Sure, something like the following would do it, although it does need tweaking I would say…

<?php
abstract class BaseConverter
{
    public function encode($iInteger)
    {
        $aMap = $this->getMap();
        $sString = '';
        while($iInteger > 0)
        {
            $sString .= (string)$aMap[$iInteger % count($aMap)];
            $iInteger = floor($iInteger / count($aMap));
        }
        return $sString;
    }
    
    public function decode($sString)
    {
        $aFlippedMap = array_flip(
            $this->getMap()
        );
        $iInteger = 0;
        for($iCurrentPosition = 0; $iCurrentPosition < strlen($sString); $iCurrentPosition++)
        {
            $iInteger += $aFlippedMap[$sString[$iCurrentPosition]] * pow(count($aFlippedMap), $iCurrentPosition);
        }
        return $iInteger;
    }
    
    abstract public function getMap();
}

class Base62Converter extends BaseConverter
{
    public function getMap()
    {
        return array(
            'a', 'b', 'c', 'd', 'e', 'f', 'g', 'h',
            'i', 'j', 'k', 'l', 'm', 'n', 'o', 'p',
            'q', 'r', 's', 't', 'u', 'v', 'w', 'x',
            'y', 'z', 'A', 'B', 'C', 'D', 'E', 'F',
            'G', 'H', 'I', 'J', 'K', 'L', 'M', 'N',
            'O', 'P', 'Q', 'R', 'S', 'T', 'U', 'V',
            'W', 'X', 'Y', 'Z', '0', '1', '2', '3',
            '4', '5', '6', '7', '8', '9'
        );
    }
}
?>

Gee, thanks. :slight_smile:

I translated this class into Python and removed vowels from the encoding scheme to avoid inappropriate words.

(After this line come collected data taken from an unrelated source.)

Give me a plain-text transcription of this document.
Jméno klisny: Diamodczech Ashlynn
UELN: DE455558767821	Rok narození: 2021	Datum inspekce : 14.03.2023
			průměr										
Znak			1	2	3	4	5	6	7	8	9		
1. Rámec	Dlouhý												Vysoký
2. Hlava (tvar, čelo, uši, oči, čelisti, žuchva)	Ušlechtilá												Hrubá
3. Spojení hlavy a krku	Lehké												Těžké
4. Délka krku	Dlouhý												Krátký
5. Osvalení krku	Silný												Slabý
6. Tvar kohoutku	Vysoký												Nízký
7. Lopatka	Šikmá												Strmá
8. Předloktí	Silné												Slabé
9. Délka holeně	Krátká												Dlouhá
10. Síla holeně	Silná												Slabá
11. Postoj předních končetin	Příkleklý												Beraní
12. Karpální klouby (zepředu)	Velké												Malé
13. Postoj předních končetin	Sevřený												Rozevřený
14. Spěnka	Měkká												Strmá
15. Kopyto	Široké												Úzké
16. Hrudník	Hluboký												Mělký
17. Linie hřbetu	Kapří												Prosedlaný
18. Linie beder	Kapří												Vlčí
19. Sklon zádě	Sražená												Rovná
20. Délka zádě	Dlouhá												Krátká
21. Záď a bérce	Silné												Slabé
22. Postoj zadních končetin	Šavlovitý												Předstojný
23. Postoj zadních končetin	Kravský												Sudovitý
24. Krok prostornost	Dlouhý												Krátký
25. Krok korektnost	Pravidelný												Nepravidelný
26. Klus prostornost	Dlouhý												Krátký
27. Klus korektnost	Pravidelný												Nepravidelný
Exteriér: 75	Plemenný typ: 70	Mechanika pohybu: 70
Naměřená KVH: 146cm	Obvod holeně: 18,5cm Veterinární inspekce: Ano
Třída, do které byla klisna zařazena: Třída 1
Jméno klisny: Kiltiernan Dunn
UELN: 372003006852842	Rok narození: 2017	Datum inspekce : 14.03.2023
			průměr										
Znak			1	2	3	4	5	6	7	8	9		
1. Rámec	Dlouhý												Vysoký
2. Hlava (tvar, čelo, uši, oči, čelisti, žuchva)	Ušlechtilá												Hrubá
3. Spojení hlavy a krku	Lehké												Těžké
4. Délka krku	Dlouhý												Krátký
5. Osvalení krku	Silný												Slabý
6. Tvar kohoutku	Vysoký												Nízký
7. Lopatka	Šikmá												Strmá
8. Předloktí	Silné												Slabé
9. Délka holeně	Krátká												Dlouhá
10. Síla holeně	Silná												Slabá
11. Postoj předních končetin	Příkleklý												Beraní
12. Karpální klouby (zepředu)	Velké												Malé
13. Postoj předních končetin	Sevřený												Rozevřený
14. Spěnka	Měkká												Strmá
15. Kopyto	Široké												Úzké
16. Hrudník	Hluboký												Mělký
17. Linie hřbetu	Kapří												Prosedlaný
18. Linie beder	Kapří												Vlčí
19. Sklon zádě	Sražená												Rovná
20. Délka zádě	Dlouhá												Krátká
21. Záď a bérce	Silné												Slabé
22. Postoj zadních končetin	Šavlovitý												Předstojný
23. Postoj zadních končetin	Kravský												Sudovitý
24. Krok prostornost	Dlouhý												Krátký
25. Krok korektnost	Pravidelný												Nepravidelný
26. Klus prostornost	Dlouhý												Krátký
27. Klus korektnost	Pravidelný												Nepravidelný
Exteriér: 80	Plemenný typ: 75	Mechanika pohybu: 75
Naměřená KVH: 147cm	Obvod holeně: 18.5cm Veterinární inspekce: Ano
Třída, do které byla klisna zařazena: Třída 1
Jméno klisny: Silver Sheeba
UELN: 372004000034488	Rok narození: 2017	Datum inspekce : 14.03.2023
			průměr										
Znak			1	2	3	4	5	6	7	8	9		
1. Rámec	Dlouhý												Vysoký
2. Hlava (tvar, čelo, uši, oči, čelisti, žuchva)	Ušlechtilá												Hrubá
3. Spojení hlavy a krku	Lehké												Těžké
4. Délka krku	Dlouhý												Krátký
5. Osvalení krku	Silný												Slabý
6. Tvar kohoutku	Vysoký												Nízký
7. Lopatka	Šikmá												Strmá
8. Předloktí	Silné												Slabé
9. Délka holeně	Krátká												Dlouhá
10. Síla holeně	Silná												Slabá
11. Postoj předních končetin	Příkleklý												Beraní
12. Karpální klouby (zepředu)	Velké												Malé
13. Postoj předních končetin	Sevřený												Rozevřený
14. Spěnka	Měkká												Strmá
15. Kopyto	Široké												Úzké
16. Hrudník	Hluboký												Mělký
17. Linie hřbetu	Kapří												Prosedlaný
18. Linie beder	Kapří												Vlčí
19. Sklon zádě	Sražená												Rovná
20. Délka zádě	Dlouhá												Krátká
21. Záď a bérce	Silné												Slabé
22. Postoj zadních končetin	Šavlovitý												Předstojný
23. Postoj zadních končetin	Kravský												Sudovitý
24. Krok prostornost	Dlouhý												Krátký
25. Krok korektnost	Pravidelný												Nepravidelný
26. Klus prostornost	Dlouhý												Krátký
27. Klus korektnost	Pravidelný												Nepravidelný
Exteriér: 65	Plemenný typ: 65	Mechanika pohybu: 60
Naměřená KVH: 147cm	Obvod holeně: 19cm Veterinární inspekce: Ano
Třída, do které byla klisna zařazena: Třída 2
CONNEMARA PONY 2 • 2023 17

from math import floor, pow

class BaseConverter:
	encoding_scheme =  'bcdfghjklmnpqrstvwxyzABCDFGHJKLMNPQRSTVWXYZ0123456789'
	base = 0
	
	def __init__(self):
		self.base = len(self.encoding_scheme)
		
	def encode(self, integer):
		if integer < 0:
			raise ValueError("Integer to encode must be positive")
		encoded_string = ''
		if integer == 0:
			return self.encoding_scheme[0]
		else:
			while (integer > 0):
				encoded_string = encoded_string + self.encoding_scheme[integer % self.base]
				integer = int(floor(integer / self.base))
		return encoded_string
	
	def decode(self, encoded_string):
		integer = 0
		encoded_string_len = len(encoded_string)
		
		for i in range(0, encoded_string_len):
			integer += self.encoding_scheme.index(encoded_string[i]) * pow(self.base, i)
		return int(integer)

			
if __name__ == '__main__':
	print 'Testing:'	
	base = BaseConverter()
	print '  encoding_scheme: ' + base.encoding_scheme
	print '  Original: ' + str(2147483647)
	print '  Encoded:  ' + base.encode(2147483647)
	print '  Decoded:  ' + str(base.decode('zjKlkh'))
	print '  Zero encode (print base.encode(0)): ' + base.encode(0) 
	print '  Minus encode (print base.encode(-1)): ' 
	try:
		print base.encode(-1)
	except ValueError as error:
			print '   ' + error.__str__()

Because GUID is too long to be used for something in need of shortening.